I thank all Member states and representatives of Specialized Agencies, Inter-Governmental Organizations and NGOs for responding to my call to discuss the problem of piracy in a comprehensive manner in order to devise a collective and more coordinated response.
Excellencies, Ladies and Gentlemen,
The proceedings today have reaffirmed that if not addressed urgently and effectively, the problem of piracy will spiral out of control and lead to further serious global consequences. Already, the political, social, economic and human rights implications of piracy, and its destabilizing effects on national, regional and international stability and trade are posing significant challenges to the international community.
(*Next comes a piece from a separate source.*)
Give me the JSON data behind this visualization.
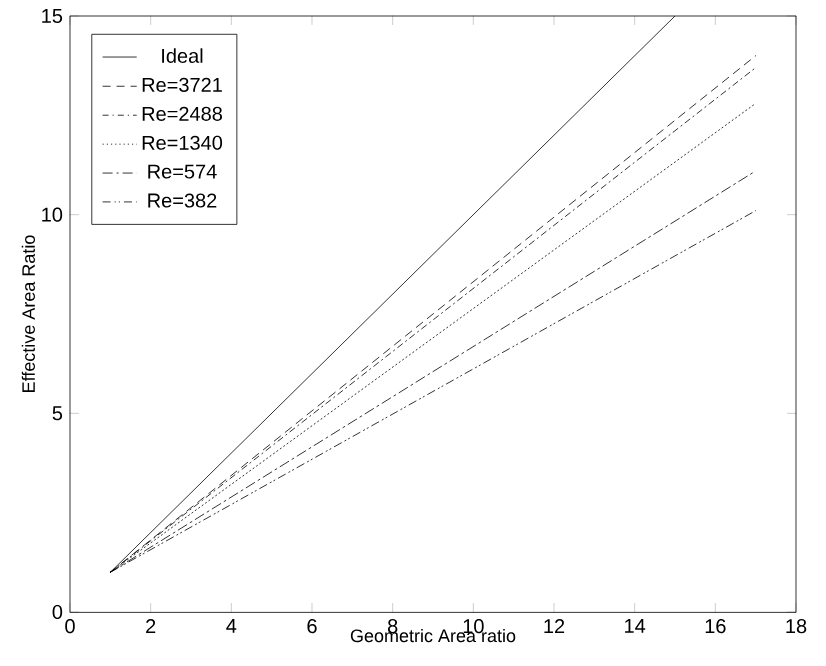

With regard to Somalia, the discussions today have reaffirmed the urgent need for serious and concerted international efforts to bring peace and stability to the country and to ensure the full respect for Somalia’s sovereignty, unity and territorial integrity, as well as the protection of its natural resources. The discussions highlighted that piracy off the coast of Somalia was but one symptom of the complex political, security and humanitarian situation in Somalia, hence the crucial need to help Somalia to effectively address those challenges and bring stability to the country.
Today’s deliberations also bear eloquent testimony to the urgent need for stronger and better coordinated strategies, not only to fight piracy at sea, but more importantly to address its complex root causes as part of a comprehensive approach. The role of the United Nations is central in coordinating an effective and holistic response to piracy.
I will, in due course, make available a summary of our deliberations today.
Thank you all. The meeting is adjourned.